Not quite. Rhodes does not refer to his own investigation and the information concerning other photos of the object in possession of Lewis Larmore, which was the subject of his correspondence with McCoy, and a matter he brought up during his interview by Loedding and Beam…but then, McCoy had applied the Espionage Act on that matter. There is no evidence Rhodes mentioned it to anyone except authorized persons. Dedera’s story makes narrative sense, but is disordered against the actual chronology. There is information that Rhodes did not share (Larmore), and we do not know whether the chronological mistakes were made by Dedera or whether he reported accurately what Rhodes said to him. We do not learn if Rhodes had actually received his negatives in 1954 from the USAF. If Rhodes inquired about his negatives a “month” after the Brower and Fugate interview, that would be early October. There is no record of it in either Blue Book or the FBI files released to the public. According the the Phoenix FBI office, Rhodes inquired about them in April, 1952. In July of 1952, in an column by Weld Coxe in the Arizona Republic:

“Rhodes called attention to his last meeting with flying saucers on July 9 [sic], 1947…his negatives were later borrowed by the FBI and never returned, Rhodes said.”

This is a direct attribution with no mention of the USAF having them, but six years later in the Dedera column, Rhodes knew they had been given to the “air corps”, Hamilton Field.

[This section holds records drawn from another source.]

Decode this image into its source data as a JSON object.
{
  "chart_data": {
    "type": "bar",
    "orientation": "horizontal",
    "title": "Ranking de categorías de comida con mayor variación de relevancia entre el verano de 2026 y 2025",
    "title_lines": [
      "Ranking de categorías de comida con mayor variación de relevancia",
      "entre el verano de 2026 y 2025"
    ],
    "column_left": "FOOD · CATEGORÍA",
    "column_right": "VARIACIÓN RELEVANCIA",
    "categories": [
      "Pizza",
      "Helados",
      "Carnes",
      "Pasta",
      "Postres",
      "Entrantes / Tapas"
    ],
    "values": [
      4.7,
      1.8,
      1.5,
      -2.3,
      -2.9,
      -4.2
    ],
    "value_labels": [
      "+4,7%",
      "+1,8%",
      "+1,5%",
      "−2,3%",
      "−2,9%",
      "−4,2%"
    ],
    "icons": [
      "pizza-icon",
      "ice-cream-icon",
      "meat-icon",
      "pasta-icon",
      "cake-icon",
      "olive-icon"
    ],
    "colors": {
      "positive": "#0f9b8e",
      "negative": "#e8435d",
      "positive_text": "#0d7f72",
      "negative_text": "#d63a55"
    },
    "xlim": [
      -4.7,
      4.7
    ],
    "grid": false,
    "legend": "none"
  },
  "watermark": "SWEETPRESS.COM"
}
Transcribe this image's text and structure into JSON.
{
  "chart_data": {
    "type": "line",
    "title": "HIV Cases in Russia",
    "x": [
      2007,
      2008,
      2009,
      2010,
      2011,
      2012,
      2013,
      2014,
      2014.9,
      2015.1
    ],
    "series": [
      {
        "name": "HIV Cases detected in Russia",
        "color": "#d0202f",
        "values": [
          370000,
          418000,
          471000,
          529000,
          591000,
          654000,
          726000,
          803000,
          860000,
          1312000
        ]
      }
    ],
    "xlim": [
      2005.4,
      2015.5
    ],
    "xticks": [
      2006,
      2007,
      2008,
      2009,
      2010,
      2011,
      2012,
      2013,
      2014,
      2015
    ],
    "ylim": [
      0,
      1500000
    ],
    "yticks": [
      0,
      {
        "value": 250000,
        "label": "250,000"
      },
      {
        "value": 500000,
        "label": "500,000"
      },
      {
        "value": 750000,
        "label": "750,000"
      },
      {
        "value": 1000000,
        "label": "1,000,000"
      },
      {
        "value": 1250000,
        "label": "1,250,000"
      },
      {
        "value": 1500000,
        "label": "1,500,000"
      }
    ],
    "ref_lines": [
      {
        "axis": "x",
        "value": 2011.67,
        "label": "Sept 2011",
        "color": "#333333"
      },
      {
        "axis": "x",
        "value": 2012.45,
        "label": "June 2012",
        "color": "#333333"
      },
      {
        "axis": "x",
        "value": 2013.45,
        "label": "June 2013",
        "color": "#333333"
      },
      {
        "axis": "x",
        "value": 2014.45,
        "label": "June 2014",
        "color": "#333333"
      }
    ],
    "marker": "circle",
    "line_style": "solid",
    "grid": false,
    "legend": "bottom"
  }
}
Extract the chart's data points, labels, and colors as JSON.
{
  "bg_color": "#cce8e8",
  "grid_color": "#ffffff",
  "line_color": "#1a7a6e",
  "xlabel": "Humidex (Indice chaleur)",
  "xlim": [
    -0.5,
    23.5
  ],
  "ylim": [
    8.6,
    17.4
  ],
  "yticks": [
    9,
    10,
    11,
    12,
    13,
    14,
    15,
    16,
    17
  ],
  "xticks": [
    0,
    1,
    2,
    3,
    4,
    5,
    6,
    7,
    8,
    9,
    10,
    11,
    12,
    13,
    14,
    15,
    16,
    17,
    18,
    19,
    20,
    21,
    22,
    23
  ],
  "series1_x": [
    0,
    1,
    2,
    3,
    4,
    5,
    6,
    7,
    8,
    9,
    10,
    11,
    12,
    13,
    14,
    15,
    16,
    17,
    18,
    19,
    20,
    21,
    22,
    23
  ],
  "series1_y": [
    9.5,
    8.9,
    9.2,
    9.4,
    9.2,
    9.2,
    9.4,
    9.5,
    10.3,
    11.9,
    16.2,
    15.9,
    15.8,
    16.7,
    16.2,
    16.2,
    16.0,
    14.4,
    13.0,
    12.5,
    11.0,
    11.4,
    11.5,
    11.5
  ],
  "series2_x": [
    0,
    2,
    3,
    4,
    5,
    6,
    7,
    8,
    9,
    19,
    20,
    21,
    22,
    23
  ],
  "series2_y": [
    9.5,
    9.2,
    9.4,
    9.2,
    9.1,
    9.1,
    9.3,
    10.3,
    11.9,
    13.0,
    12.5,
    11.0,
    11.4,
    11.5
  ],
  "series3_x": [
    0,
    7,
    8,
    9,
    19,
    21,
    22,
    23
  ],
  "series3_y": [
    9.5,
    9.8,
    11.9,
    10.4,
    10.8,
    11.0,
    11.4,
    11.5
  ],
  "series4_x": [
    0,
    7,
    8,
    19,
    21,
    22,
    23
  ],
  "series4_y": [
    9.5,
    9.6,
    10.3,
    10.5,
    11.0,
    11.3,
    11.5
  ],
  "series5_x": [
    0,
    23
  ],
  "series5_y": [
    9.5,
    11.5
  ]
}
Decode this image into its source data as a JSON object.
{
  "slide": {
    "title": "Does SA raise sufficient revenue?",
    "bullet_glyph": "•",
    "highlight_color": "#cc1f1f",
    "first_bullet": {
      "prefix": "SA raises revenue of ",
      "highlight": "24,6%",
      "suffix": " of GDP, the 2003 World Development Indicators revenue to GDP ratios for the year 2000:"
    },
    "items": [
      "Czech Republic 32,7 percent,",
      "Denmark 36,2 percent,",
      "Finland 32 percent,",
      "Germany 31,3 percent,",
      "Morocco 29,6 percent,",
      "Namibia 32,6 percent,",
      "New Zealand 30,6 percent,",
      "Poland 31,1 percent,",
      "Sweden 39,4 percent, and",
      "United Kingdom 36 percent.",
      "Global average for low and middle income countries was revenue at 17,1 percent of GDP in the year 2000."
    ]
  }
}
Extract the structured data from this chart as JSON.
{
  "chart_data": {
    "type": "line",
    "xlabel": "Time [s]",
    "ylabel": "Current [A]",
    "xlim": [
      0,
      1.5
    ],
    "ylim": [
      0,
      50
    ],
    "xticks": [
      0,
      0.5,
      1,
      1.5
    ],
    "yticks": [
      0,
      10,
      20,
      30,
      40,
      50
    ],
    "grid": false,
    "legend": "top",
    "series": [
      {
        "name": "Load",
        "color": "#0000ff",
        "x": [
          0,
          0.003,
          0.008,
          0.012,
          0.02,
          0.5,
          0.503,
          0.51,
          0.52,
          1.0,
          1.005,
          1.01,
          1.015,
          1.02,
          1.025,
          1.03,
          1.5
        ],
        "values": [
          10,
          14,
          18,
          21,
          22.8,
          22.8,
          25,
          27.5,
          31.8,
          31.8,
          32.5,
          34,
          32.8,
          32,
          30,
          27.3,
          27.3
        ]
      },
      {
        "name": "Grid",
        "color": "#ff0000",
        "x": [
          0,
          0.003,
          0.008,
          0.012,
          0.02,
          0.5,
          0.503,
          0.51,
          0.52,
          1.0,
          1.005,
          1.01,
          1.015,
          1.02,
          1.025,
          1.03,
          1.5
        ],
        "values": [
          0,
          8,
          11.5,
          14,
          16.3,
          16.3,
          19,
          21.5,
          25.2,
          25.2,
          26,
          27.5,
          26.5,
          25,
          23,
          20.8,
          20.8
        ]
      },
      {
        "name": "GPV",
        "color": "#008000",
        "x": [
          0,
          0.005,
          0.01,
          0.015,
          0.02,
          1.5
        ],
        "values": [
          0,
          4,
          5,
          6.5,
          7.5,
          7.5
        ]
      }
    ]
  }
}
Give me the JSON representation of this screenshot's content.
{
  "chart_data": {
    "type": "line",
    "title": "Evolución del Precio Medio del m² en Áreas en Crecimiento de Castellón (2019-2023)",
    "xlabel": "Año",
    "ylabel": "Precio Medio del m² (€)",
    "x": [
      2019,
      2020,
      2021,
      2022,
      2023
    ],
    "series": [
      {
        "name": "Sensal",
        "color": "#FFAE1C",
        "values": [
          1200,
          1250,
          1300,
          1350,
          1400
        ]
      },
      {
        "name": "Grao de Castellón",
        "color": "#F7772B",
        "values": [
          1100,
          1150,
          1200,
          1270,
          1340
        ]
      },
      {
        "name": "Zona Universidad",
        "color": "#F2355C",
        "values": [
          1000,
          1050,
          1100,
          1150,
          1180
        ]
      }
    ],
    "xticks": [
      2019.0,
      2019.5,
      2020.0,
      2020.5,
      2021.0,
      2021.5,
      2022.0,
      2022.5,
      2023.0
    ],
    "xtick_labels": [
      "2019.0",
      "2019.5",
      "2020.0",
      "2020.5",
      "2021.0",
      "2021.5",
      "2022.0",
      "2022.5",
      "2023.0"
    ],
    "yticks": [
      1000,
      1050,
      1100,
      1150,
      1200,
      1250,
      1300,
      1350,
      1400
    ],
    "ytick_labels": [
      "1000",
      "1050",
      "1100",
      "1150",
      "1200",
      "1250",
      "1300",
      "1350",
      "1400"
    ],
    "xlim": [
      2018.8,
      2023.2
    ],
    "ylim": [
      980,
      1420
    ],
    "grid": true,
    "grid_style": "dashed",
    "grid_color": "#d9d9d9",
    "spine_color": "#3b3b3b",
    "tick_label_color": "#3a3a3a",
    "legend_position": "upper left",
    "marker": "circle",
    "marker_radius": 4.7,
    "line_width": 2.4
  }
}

Although we can correct Dedera’s narrative by the chronology of PBB’s and the FBI’s files, I am wondering about that “a week after the photos had been published”. Considering the USAF’s concern about the photos being published, I have to wonder why no one suggested to the managing editor of the Arizona Republic that he not publish the story, or if the negatives were so important, why the air force didn’t obtain them from the Arizona Republic or from Rhodes on July 8 when they had them in their possession at Williams Field, if that was the case, or at the Arizona Republic…wherever it was “officers from Williams Field” studied them. If some in the air force thought it was an oversight to be corrected, would it have taken several months for them to figure that out? And if so, does that explain why Fugate showed up at the Phoenix FBI office one day after — August 29 — Lt Col Springer had requested a joint investigation for after the Labor Day weekend — September 2?